Template specialization with the parameter being a template

[mliptak]

Hi, I need to specialize one operation in a template class, when the
parameter is a template itself.
Suppose this code:

#include <string>

template <typename T>
struct Nullable
{};

template <typename T>
class A
{
public:
void fn(const std::string& s)
{}
};

template<>
void A<int>::fn(const std::string& s)
{
// this is supposed to be A::fn() specialization for type int
}

int main()
{
A<int> a;
a.fn(""); // ok, invokes the specialized fn()
A<char> ach;
ach.fn(""); // ok, invokes the generic fn()
A<Nullable<int> > an;
an.fn(""); // ok, invokes the generic fn()
return 0;
}

I need to specialize A::fn() for Nullable<>, something like this:
template <typename T>
void A<Nullable<T> >::fn(const std::string& s)
{}

Of course it won't compile. Is there any solution for this?
Thanks
m.

 

[amparikh]

Hi, I need to specialize one operation in a template class, when the
parameter is a template itself.
Suppose this code:

#include <string>

template <typename T>
struct Nullable
{};

template <typename T>
class A
{
public:
void fn(const std::string& s)
{}

};

template<>
void A<int>::fn(const std::string& s)
{
// this is supposed to be A::fn() specialization for type int

}

int main()
{
A<int> a;
a.fn(""); // ok, invokes the specialized fn()
A<char> ach;
ach.fn(""); // ok, invokes the generic fn()
A<Nullable<int> > an;
an.fn(""); // ok, invokes the generic fn()
return 0;

}

I need to specialize A::fn() for Nullable<>, something like this:
template <typename T>
void A<Nullable<T> >::fn(const std::string& s)
{}

Of course it won't compile. Is there any solution for this?
Thanks
m.

Remember your function 'fn' is not a template...Your class 'A is a
template.
So I would specialize class A for Nullable..
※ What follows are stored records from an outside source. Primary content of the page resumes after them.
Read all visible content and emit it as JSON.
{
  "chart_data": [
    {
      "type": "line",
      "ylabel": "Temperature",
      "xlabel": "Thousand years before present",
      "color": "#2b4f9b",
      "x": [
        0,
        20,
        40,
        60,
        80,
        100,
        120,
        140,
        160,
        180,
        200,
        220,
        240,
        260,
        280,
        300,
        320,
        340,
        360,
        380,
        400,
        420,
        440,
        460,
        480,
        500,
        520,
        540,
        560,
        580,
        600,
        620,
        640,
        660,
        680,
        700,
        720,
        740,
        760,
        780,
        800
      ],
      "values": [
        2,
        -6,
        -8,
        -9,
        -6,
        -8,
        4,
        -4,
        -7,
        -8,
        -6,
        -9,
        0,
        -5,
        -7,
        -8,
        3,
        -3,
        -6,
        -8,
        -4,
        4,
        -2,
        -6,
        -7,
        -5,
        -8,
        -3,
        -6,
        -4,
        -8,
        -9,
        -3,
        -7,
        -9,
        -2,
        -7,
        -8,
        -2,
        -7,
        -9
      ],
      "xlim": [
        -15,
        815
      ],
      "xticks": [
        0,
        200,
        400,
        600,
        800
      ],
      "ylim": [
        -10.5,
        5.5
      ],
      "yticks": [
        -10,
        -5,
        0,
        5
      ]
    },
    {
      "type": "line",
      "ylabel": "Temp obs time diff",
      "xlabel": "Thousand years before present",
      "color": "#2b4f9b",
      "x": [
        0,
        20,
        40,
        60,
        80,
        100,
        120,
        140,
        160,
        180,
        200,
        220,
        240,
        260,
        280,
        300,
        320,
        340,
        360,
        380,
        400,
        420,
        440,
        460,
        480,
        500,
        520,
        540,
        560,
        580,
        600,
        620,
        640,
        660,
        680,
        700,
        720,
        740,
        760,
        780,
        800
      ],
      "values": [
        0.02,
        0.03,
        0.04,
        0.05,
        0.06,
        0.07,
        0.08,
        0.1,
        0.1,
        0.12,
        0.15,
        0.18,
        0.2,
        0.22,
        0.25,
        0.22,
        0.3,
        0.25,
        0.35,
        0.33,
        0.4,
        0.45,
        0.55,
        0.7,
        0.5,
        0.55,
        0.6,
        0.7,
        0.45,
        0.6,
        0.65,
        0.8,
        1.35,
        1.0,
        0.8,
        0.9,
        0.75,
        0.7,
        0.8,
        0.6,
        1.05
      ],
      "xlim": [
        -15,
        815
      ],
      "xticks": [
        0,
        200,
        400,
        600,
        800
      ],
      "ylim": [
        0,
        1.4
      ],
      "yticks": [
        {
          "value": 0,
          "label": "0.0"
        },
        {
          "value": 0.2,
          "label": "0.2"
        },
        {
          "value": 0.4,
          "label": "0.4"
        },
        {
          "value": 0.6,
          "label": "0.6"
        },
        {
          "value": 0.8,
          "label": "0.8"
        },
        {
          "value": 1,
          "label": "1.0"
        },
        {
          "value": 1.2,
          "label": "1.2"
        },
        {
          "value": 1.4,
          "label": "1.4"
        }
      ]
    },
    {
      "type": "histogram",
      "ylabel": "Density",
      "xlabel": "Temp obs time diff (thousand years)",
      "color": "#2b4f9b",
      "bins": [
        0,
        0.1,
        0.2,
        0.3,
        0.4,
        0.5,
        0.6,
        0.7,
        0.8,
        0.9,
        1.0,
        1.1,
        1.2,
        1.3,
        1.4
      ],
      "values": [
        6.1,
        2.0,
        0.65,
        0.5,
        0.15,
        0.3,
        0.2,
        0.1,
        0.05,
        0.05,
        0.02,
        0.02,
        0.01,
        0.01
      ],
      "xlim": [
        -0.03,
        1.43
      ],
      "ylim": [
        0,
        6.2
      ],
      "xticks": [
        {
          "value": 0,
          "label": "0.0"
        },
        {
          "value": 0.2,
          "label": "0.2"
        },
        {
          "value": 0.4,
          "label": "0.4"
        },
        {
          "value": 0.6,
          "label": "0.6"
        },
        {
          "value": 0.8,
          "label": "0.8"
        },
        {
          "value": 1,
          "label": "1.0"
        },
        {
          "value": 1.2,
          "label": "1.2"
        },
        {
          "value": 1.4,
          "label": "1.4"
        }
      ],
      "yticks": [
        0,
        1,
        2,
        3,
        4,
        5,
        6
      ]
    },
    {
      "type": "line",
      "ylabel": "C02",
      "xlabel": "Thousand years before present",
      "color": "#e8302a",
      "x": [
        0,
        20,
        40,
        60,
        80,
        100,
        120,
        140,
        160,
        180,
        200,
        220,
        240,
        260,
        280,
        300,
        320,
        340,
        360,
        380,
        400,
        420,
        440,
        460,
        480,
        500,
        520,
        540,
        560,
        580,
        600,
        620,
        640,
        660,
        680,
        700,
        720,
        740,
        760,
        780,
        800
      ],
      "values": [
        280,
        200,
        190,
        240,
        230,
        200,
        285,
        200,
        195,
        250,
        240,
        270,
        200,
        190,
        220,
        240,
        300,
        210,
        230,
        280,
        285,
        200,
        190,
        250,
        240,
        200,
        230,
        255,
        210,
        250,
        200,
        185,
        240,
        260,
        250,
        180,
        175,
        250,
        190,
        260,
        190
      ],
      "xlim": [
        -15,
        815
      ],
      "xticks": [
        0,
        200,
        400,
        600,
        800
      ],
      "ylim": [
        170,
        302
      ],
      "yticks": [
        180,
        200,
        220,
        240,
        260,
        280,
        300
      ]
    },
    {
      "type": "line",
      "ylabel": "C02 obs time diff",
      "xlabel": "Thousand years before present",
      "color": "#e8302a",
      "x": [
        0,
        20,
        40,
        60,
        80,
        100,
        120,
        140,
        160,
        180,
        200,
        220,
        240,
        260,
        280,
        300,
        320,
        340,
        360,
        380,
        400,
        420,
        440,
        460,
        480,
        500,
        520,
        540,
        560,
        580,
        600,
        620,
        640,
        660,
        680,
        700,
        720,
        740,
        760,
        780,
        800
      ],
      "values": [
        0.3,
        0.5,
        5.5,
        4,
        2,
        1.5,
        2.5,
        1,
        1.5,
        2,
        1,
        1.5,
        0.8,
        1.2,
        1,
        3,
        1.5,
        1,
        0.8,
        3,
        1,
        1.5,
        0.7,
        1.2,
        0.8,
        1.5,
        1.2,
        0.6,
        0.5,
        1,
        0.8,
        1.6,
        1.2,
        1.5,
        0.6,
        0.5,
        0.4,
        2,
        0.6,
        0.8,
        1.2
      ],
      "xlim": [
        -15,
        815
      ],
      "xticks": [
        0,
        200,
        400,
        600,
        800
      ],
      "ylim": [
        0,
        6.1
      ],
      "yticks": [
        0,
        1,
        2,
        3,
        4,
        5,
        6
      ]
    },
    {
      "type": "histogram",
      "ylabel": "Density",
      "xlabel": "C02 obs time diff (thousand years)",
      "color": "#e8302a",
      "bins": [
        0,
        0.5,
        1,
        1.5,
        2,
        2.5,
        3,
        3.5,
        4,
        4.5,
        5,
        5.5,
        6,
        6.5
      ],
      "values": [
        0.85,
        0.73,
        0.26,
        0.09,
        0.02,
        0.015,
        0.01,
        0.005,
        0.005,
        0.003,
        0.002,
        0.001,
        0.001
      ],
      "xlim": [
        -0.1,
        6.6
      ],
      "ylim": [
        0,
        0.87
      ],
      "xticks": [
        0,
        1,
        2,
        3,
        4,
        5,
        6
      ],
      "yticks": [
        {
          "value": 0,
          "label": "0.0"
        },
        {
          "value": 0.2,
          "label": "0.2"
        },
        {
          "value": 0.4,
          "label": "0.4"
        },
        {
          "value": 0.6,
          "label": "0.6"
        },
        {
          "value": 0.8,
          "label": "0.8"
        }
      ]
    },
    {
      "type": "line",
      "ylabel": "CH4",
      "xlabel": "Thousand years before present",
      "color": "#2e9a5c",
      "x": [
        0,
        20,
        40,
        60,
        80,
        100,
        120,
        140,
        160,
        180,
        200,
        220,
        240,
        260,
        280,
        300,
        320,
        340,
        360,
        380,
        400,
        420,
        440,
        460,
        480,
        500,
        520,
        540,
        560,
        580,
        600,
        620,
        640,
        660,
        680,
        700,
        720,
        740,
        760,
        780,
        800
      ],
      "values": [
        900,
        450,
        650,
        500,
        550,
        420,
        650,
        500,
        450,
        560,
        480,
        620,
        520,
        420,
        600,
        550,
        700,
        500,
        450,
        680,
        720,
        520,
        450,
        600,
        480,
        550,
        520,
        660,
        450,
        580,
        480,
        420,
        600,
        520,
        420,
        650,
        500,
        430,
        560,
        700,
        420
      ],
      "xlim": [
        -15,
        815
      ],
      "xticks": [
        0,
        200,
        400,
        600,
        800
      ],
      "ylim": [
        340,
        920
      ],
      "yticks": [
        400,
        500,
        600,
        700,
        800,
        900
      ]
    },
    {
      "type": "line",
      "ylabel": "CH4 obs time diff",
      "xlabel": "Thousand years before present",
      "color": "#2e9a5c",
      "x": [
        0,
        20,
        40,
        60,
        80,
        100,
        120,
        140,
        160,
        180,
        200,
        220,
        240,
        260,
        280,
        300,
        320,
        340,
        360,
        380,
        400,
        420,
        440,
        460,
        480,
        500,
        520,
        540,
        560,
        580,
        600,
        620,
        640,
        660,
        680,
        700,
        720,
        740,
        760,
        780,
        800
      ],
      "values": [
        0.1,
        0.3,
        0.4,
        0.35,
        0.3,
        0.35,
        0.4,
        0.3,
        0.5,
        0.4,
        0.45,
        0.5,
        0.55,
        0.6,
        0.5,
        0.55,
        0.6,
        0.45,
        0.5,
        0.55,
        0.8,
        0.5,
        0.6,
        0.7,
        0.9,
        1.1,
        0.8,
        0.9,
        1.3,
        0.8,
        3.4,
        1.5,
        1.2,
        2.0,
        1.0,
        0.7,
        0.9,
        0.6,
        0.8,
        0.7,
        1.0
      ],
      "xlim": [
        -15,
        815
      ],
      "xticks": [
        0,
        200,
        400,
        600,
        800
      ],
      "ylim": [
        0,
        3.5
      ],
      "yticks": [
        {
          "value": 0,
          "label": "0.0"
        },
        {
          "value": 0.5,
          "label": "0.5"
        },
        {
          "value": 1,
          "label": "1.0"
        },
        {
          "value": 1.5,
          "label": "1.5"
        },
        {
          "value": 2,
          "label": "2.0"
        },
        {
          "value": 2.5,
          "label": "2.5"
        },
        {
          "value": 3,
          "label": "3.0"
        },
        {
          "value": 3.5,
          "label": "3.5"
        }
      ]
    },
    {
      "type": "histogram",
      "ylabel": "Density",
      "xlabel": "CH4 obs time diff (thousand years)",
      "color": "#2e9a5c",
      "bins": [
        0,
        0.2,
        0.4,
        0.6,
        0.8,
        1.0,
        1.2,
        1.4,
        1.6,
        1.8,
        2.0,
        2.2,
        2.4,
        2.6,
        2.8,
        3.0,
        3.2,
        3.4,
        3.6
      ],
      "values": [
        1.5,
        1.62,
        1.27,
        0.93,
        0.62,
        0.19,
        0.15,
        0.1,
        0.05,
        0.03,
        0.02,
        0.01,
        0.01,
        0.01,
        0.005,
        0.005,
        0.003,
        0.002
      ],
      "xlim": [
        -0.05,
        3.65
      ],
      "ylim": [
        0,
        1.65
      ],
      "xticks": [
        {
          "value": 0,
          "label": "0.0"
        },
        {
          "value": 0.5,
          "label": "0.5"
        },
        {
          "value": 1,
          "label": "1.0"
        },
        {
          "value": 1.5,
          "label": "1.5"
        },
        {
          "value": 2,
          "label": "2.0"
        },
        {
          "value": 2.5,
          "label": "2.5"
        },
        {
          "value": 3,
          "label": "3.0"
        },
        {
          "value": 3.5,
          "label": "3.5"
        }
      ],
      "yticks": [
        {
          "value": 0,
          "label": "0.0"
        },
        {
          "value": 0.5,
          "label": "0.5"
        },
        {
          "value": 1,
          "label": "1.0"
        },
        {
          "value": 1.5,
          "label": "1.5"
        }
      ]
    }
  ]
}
template <typename T, template<typename > class Val >
class A<Val<T> >
{
public:
void fn(const std::string& s)
{}
};

 

[amparikh]

Hi, I need to specialize one operation in a template class, when the
parameter is a template itself.
Suppose this code:

#include <string>

template <typename T>
struct Nullable
{};

template <typename T>
class A
{
public:
void fn(const std::string& s)
{}

};

template<>
void A<int>::fn(const std::string& s)
{
// this is supposed to be A::fn() specialization for type int

}

int main()
{
A<int> a;
a.fn(""); // ok, invokes the specialized fn()
A<char> ach;
ach.fn(""); // ok, invokes the generic fn()
A<Nullable<int> > an;
an.fn(""); // ok, invokes the generic fn()
return 0;

}

I need to specialize A::fn() for Nullable<>, something like this:
template <typename T>
void A<Nullable<T> >::fn(const std::string& s)
{}

Of course it won't compile. Is there any solution for this?
Thanks
m.

Also, functions cannot be partically specialized.

 

[mliptak]

Remember your function 'fn' is not a template...Your class 'A is a
template.
So I would specialize class A for Nullable..

template <typename T, template<typename > class Val >
class A<Val<T> >
{
public:
void fn(const std::string& s)
{}
};

Great, that works.. Thanks..
However, my original class A has more operations, than this one and I
only need to specialize open operation (fn()) - is there a way so I
don't need to duplicate all the other operations?
m.